A long-lost painting of the Wheeling Suspension Bridge has been returned to the Friendly City, albeit a bit worse for the wear.

The painting, done by the late Wheeling artist Frasier Smith, had belonged to the late Audra Wayne, who was a well-known Wheeling genealogist. Her daughter, Barbara Wayne, who now lives out of state, donated the artwork.

The painting arrived in Wheeling last weekend, but unfortunately it sustained serious damage in the shipping process. It remains to be seen how, or whether, the damage can be repaired.

In any case, Jeanne Finstein, president of Friends of Wheeling, said, “The painting will belong to Friends of Wheeling but will be on permanent loan to the Wheeling Convention and Visitors Bureau.”

A few weeks ago, Barbara Wayne — who is downsizing — posted a photo of the Suspension Bridge painting to the “Memories of Wheeling” group on Facebook in an effort to find someone to take the picture. Friends of Wheeling member Joanne Sullivan saw the Facebook post and commented on it. The wheels then were set in motion for the bridge painting to be sent back to Wheeling.


The ever-busy Ohio County Public Library in Wheeling has been “hopping” with activities for the past couple of weeks, with a hectic summer season also on the horizon.

Library officials held a grand re-opening celebration last weekend Saturday to mark the 45th anniversary of the facility’s original opening and to celebrate the culmination of a $1 million major improvement project. The festivities took place at the same time and in the exact location where the first ribbon-cutting ceremony occurred at 2 p.m. on Saturday, May 19, 1973.

On a personal note, I was humbled and honored to be among the group of Wheeling residents who received “Library Legend” awards during the celebration. Also honored were Richard Morriale, the late Kate Quinn, Margaret Brennan, David Javersak, West Virginia Poet Laureate Marc Harshman, Judge Frederick and Joan Stamp, the late George and Janice Seibert, the late Thomas A.E. Stephan, Lester C. “Ted” Hess, Ann Thomas, the Wheeling Area Genealogical Society and Wheeling Heritage.

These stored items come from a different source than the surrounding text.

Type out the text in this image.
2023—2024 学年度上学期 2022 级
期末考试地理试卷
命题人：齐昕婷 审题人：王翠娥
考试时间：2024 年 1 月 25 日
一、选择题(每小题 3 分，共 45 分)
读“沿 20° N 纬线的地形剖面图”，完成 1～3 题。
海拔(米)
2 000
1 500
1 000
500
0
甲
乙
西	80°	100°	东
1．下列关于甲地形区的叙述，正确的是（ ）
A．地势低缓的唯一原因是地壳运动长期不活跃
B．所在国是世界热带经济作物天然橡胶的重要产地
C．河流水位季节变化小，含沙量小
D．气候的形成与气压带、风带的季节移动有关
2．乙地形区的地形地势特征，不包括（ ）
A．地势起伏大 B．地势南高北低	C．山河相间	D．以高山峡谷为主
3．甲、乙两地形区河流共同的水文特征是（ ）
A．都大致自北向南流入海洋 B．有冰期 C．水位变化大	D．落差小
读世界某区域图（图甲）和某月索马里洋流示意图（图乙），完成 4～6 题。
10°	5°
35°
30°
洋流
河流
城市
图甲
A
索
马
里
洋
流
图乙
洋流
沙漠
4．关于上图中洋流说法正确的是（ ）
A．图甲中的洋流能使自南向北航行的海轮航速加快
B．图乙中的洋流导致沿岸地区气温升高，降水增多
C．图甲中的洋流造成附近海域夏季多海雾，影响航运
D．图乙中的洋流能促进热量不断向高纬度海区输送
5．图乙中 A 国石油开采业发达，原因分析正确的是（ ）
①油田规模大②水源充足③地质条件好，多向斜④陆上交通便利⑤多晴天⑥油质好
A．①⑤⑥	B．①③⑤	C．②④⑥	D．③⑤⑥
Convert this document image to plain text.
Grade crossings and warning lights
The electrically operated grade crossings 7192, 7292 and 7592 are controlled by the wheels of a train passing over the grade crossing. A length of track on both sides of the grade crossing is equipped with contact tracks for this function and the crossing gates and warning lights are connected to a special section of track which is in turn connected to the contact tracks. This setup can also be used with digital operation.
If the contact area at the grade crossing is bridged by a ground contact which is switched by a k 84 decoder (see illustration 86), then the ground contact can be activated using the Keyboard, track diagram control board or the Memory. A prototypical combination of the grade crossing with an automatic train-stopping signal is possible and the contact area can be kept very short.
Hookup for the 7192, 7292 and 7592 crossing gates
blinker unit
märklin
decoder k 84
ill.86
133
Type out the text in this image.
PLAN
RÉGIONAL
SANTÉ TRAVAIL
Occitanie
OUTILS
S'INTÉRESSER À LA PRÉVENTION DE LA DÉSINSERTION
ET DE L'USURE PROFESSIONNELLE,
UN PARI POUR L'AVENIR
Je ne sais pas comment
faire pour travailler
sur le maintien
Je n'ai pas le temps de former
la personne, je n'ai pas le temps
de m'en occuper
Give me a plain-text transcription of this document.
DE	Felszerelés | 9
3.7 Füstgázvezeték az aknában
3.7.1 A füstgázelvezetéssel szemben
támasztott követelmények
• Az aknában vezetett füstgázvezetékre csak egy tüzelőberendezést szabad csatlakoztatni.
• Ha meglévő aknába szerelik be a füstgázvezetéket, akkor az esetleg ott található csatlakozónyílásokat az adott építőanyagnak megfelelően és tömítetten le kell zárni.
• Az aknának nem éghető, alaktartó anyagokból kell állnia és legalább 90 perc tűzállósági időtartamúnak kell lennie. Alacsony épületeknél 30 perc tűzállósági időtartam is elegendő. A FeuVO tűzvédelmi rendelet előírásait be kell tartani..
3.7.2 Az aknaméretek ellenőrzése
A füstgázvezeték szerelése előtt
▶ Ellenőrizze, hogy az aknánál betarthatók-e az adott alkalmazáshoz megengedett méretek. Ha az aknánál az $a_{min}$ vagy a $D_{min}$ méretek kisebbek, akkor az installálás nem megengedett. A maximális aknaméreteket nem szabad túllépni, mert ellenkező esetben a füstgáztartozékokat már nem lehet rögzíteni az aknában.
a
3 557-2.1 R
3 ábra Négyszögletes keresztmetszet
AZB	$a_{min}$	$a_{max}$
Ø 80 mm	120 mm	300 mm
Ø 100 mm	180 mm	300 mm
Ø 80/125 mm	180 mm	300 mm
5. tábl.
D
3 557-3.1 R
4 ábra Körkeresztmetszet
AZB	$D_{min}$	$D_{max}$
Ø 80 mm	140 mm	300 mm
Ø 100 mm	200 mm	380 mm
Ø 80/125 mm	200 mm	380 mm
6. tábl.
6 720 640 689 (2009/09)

Hess, who served as a board member when the “new” library opened in 1973, and Wheeling resident Jean Bailey, daughter of Stephan, who was a longtime board member, offered brief remarks about efforts in the 1960s and 1970s to secure the property and construct the current facility.

Former Wheeling resident Charles Julian, associate university librarian at Potomac State College of West Virginia University, gave a condensed history of the library. Julian also talked about the well-known Ethan Allen statue that occupied a place of honor in the old Wheeling Library. He explained how the Allen statue became a fixture at the old library (although the “why” remains a bit fuzzy) and related its eventual destiny of being sold, appropriately, to the Ethan Allen Furniture Co.

As part of the festivities, Harshman read poems about libraries and the Rev. Bonnie Thurston of Wheeling read an original poem that she wrote for the occasion. It was interesting to note a common theme in the reminiscences by Harshman and Thurston of the importance of libraries. Both reflected on their use of libraries in their hometowns and of libraries in other locations, and how those sites have been citadels of resources, respite and recreation over the years.